“Ayu? Beneran Ayu?” sapa Alesa, perempuan itu membawa Ayu ke dalam pelukannya, tidak peduli bagaimana penampilan Ayu saat ini, tidak peduli pakaian yang saat ini Ayu kenakan, tidak peduli Ayu memakai farpum atau sudah mandi saat ini, Alesa begitu bahagia saat menemukan perempuan itu, menemukan teman lamanya.
Ayu adalah temannya di masa kecil, teman Alesa saat di perumahaan, Ayu adalah anak pemulung yang kerap kali ada di perumahaanya, Alesa tidak tahu dengan pasti kenapa saat itu para pengambil botol boleh masuk ke dalam kompleknya, tapi Alesa ingat sekali, Ayu adalah orang yang membantunya mengambil bola pada saat itu Alesa tengah bermain dengan sang adik yang umurnya kurang lebih berbeda dua tahun, sebagai anak yang jelas orangtuanya sibuk bekerja, Alesa dan Aldio yang saat itu dijaga oleh baby sister merasa sama sekali tidak keberatan untuk berteman dengan Ayu.
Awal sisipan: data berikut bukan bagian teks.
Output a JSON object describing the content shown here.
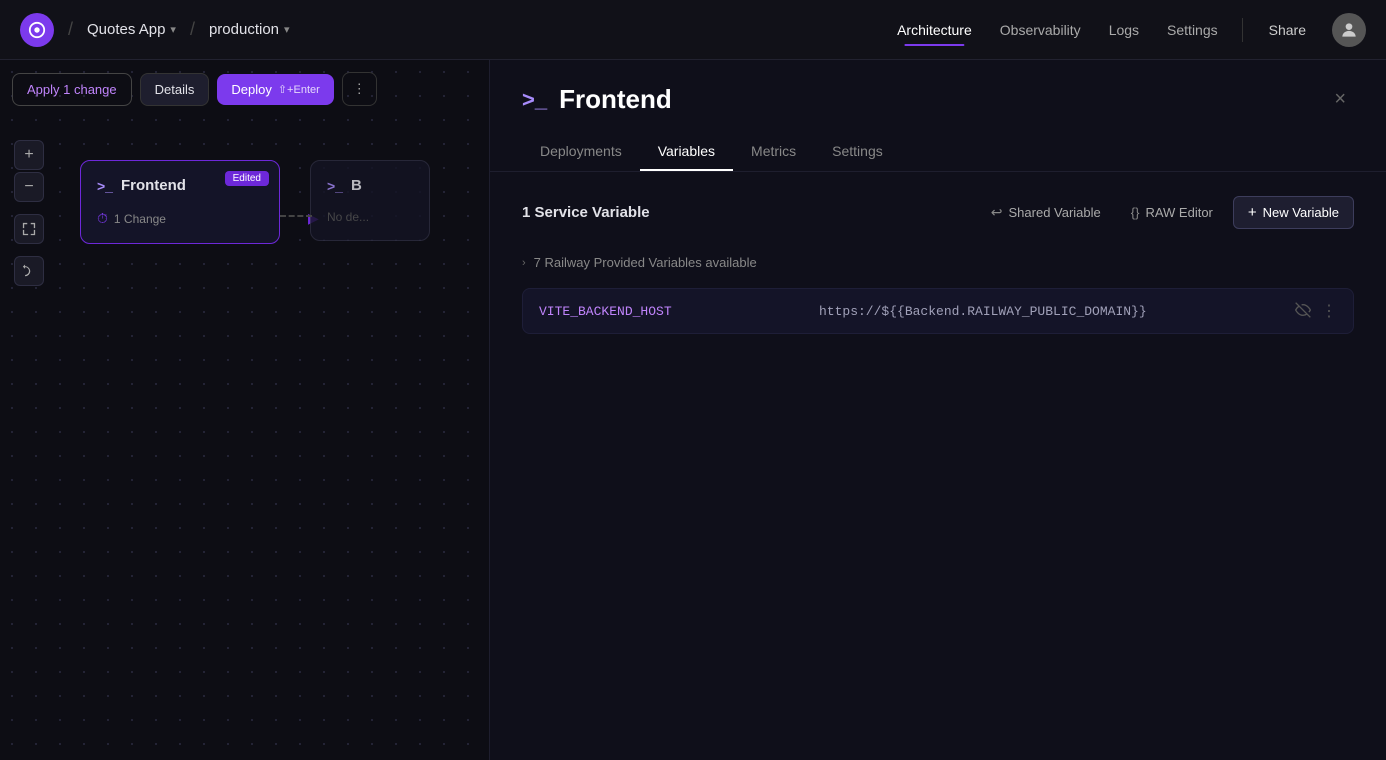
{
  "app": {
    "title": "Quotes App",
    "env": "production",
    "logo_symbol": "◎"
  },
  "nav": {
    "architecture_label": "Architecture",
    "observability_label": "Observability",
    "logs_label": "Logs",
    "settings_label": "Settings",
    "share_label": "Share",
    "active_tab": "Architecture"
  },
  "canvas": {
    "apply_change_label": "Apply 1 change",
    "details_label": "Details",
    "deploy_label": "Deploy",
    "deploy_shortcut": "⇧+Enter",
    "more_icon": "⋮",
    "plus_icon": "+",
    "minus_icon": "−",
    "expand_icon": "⛶",
    "undo_icon": "↩"
  },
  "frontend_card": {
    "title": "Frontend",
    "icon": ">_",
    "edited_badge": "Edited",
    "change_label": "1 Change",
    "change_icon": "⏱"
  },
  "backend_card": {
    "title": "B",
    "icon": ">_",
    "no_data": "No de..."
  },
  "panel": {
    "title": "Frontend",
    "title_icon": ">_",
    "close_icon": "×",
    "tabs": [
      {
        "label": "Deployments",
        "active": false
      },
      {
        "label": "Variables",
        "active": true
      },
      {
        "label": "Metrics",
        "active": false
      },
      {
        "label": "Settings",
        "active": false
      }
    ],
    "vars_section_title": "1 Service Variable",
    "shared_variable_label": "Shared Variable",
    "raw_editor_label": "RAW Editor",
    "new_variable_label": "New Variable",
    "new_variable_icon": "+",
    "shared_var_icon": "↩",
    "raw_editor_icon": "{}",
    "railway_vars_label": "7 Railway Provided Variables available",
    "variable": {
      "key": "VITE_BACKEND_HOST",
      "value": "https://${{Backend.RAILWAY_PUBLIC_DOMAIN}}"
    }
  }
}
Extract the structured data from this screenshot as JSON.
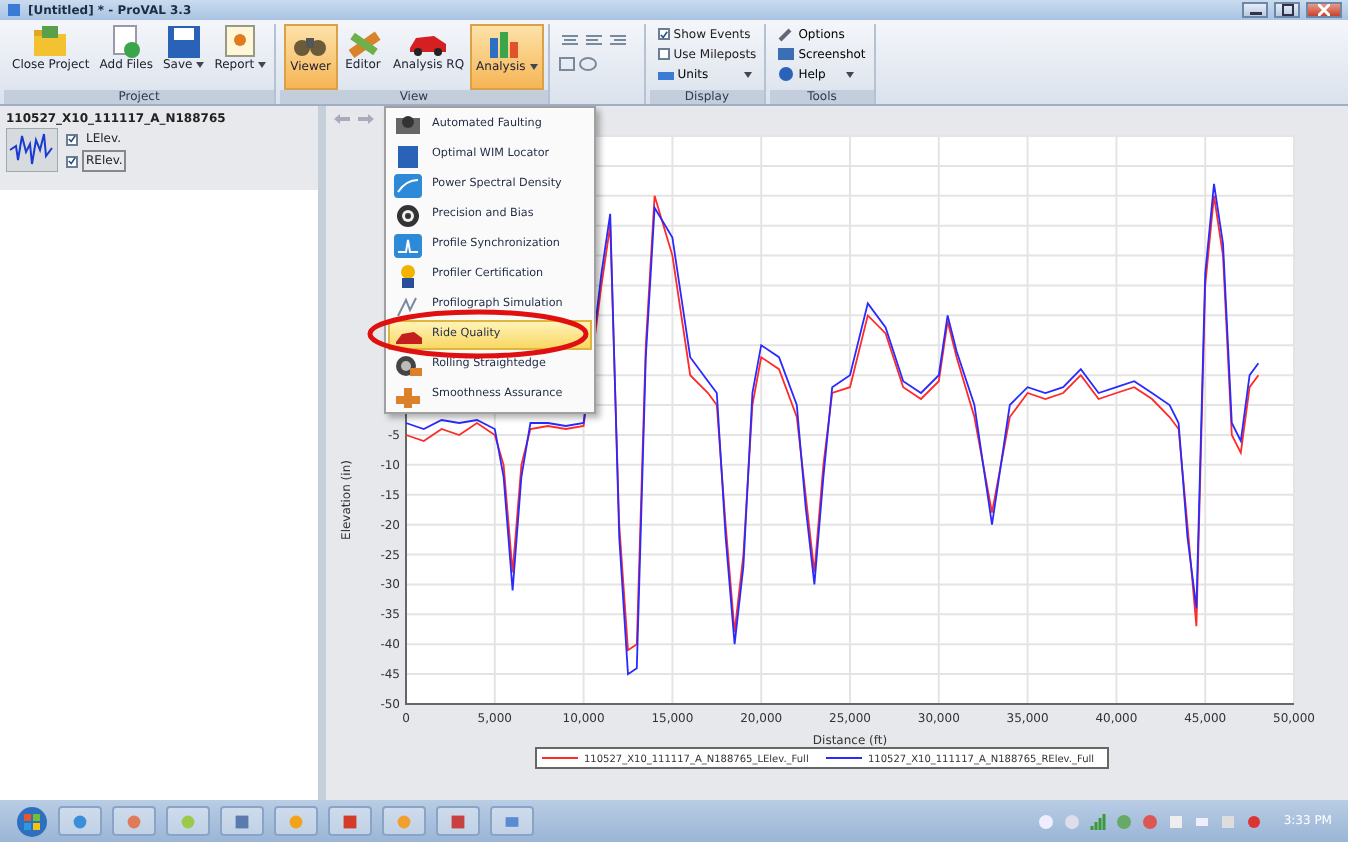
{
  "window": {
    "title": "[Untitled] * - ProVAL 3.3"
  },
  "ribbon": {
    "groups": [
      {
        "label": "Project",
        "buttons": [
          {
            "label": "Close Project",
            "dropdown": false,
            "selected": false
          },
          {
            "label": "Add Files",
            "dropdown": false,
            "selected": false
          },
          {
            "label": "Save",
            "dropdown": true,
            "selected": false
          },
          {
            "label": "Report",
            "dropdown": true,
            "selected": false
          }
        ]
      },
      {
        "label": "View",
        "buttons": [
          {
            "label": "Viewer",
            "dropdown": false,
            "selected": true
          },
          {
            "label": "Editor",
            "dropdown": false,
            "selected": false
          },
          {
            "label": "Analysis RQ",
            "dropdown": false,
            "selected": false
          },
          {
            "label": "Analysis",
            "dropdown": true,
            "selected": true
          }
        ]
      }
    ],
    "display": {
      "label": "Display",
      "items": [
        {
          "label": "Show Events",
          "kind": "check",
          "checked": true
        },
        {
          "label": "Use Mileposts",
          "kind": "check",
          "checked": false
        },
        {
          "label": "Units",
          "kind": "dropdown"
        }
      ]
    },
    "tools": {
      "label": "Tools",
      "items": [
        {
          "label": "Options",
          "dropdown": false
        },
        {
          "label": "Screenshot",
          "dropdown": false
        },
        {
          "label": "Help",
          "dropdown": true
        }
      ]
    }
  },
  "sidebar": {
    "file": "110527_X10_111117_A_N188765",
    "channels": [
      {
        "label": "LElev.",
        "checked": true
      },
      {
        "label": "RElev.",
        "checked": true
      }
    ]
  },
  "analysis_menu": [
    {
      "label": "Automated Faulting",
      "selected": false
    },
    {
      "label": "Optimal WIM Locator",
      "selected": false
    },
    {
      "label": "Power Spectral Density",
      "selected": false
    },
    {
      "label": "Precision and Bias",
      "selected": false
    },
    {
      "label": "Profile Synchronization",
      "selected": false
    },
    {
      "label": "Profiler Certification",
      "selected": false
    },
    {
      "label": "Profilograph Simulation",
      "selected": false
    },
    {
      "label": "Ride Quality",
      "selected": true
    },
    {
      "label": "Rolling Straightedge",
      "selected": false
    },
    {
      "label": "Smoothness Assurance",
      "selected": false
    }
  ],
  "chart": {
    "chart_data": {
      "type": "line",
      "xlabel": "Distance (ft)",
      "ylabel": "Elevation (in)",
      "xlim": [
        0,
        50000
      ],
      "ylim": [
        -50,
        45
      ],
      "grid": true,
      "legend": true,
      "xticks": [
        {
          "value": 0,
          "label": "0"
        },
        {
          "value": 5000,
          "label": "5,000"
        },
        {
          "value": 10000,
          "label": "10,000"
        },
        {
          "value": 15000,
          "label": "15,000"
        },
        {
          "value": 20000,
          "label": "20,000"
        },
        {
          "value": 25000,
          "label": "25,000"
        },
        {
          "value": 30000,
          "label": "30,000"
        },
        {
          "value": 35000,
          "label": "35,000"
        },
        {
          "value": 40000,
          "label": "40,000"
        },
        {
          "value": 45000,
          "label": "45,000"
        },
        {
          "value": 50000,
          "label": "50,000"
        }
      ],
      "yticks": [
        -5,
        -10,
        -15,
        -20,
        -25,
        -30,
        -35,
        -40,
        -45,
        -50
      ],
      "x": [
        0,
        1000,
        2000,
        3000,
        4000,
        5000,
        5500,
        6000,
        6500,
        7000,
        8000,
        9000,
        10000,
        11000,
        11500,
        12000,
        12500,
        13000,
        13500,
        14000,
        15000,
        16000,
        17000,
        17500,
        18000,
        18500,
        19000,
        19500,
        20000,
        21000,
        22000,
        22500,
        23000,
        23500,
        24000,
        25000,
        26000,
        27000,
        28000,
        29000,
        30000,
        30500,
        31000,
        32000,
        33000,
        34000,
        35000,
        36000,
        37000,
        38000,
        39000,
        40000,
        41000,
        42000,
        43000,
        43500,
        44000,
        44500,
        45000,
        45500,
        46000,
        46500,
        47000,
        47500,
        48000
      ],
      "series": [
        {
          "name": "110527_X10_111117_A_N188765_LElev._Full",
          "color": "#ff2a2a",
          "values": [
            -5,
            -6,
            -4,
            -5,
            -3,
            -5,
            -10,
            -28,
            -10,
            -4,
            -3.5,
            -4,
            -3.5,
            20,
            30,
            -20,
            -41,
            -40,
            10,
            35,
            25,
            5,
            2,
            0,
            -20,
            -38,
            -25,
            0,
            8,
            6,
            -2,
            -15,
            -28,
            -10,
            2,
            3,
            15,
            12,
            3,
            1,
            4,
            14,
            8,
            -2,
            -18,
            -2,
            2,
            1,
            2,
            5,
            1,
            2,
            3,
            1,
            -2,
            -4,
            -20,
            -37,
            20,
            35,
            25,
            -5,
            -8,
            3,
            5
          ]
        },
        {
          "name": "110527_X10_111117_A_N188765_RElev._Full",
          "color": "#2a2aff",
          "values": [
            -3,
            -4,
            -2.5,
            -3,
            -2.5,
            -4,
            -12,
            -31,
            -12,
            -3,
            -3,
            -3.5,
            -3,
            22,
            32,
            -22,
            -45,
            -44,
            8,
            33,
            28,
            8,
            4,
            2,
            -22,
            -40,
            -27,
            2,
            10,
            8,
            0,
            -17,
            -30,
            -12,
            3,
            5,
            17,
            13,
            4,
            2,
            5,
            15,
            9,
            0,
            -20,
            0,
            3,
            2,
            3,
            6,
            2,
            3,
            4,
            2,
            0,
            -3,
            -22,
            -34,
            22,
            37,
            27,
            -3,
            -6,
            5,
            7
          ]
        }
      ]
    }
  },
  "taskbar": {
    "clock": "3:33 PM"
  }
}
“Kok masih ingat?” tanya Ayu, menatap perempuan yang ada di depannya.
Alesa jelas tertawa, perempuan itu jelas memiliki banyak teman, banyak sekali bahkan, kalangan temannya juga bukan main-main jelas yang berada semua, karena bagaimana pun lingkungan Alesa, sekolah Alesa memperlihatkan orang yang standarnya sama dengan Alesa, oleh karena itu Alesa masih memingat Ayu dengan jelas, mengingat satu-satunya temannya dari kalangan yang tidak biasa, yang nyatanya membuat Ayu sangat spesial di pikirannya.
“Kamu ibunya Kirana? Astaga, dunia sempit banget,” ucap Alesa melihat dua orang itu duduk bersama.
Melihat bagaimana sang ibu yang Raffa bisa tarik kesimpulan bahwa berteman dengan ibunya Kirana membuat Raffa menarik napasnya, hubungan ibunya dan Kirana pasti akan panjang kalau begini ceritanya, pasti akan banyak sekali hal yang dilakukan ibunya dengan keluarga Kirana.
“Jangan peluk aku Alesa, aku belum ganti pakaian, hehe,” sanggah Ayu saat Alesa kembali ingin memeluknya, jelas saja Ayu malu dipeluk Alesa, melihat bagaimana perbandingan dirinya dan Alesa, melihat bagaimana keadaannya saat ini, melihat perbandingan hidup mereka, dan Alesa masih saja memeluknya seolah dirinya sederajat denga Alesa.
“Alah biasa aja, kalian lagi pesan apa? Lagi nunggu apa?” tanya Alesa, malam ini rasanya malam yang cukup riang dan menyenangkan baginya karena ia bisa bertemu dengan teman lamanya, dan lebih dari itu dirinya juga begitu senang karena mengetahui Ayu ibu dari Kirana, karena jujur saja sejak awal bertemu dengan Kirana kemarin di rumahnya ia menyukai anak perempuan itu.
“Nasi goreng, kamu mau Alesa?” tawar Ayu dengan senyumnya.
Penjual nasi goreng akhirnya memanggil nama Kirana tidak lama dari itu, menyerahkan satu piring nasi goreng yang memang dipesan Ayu hanya satu piring.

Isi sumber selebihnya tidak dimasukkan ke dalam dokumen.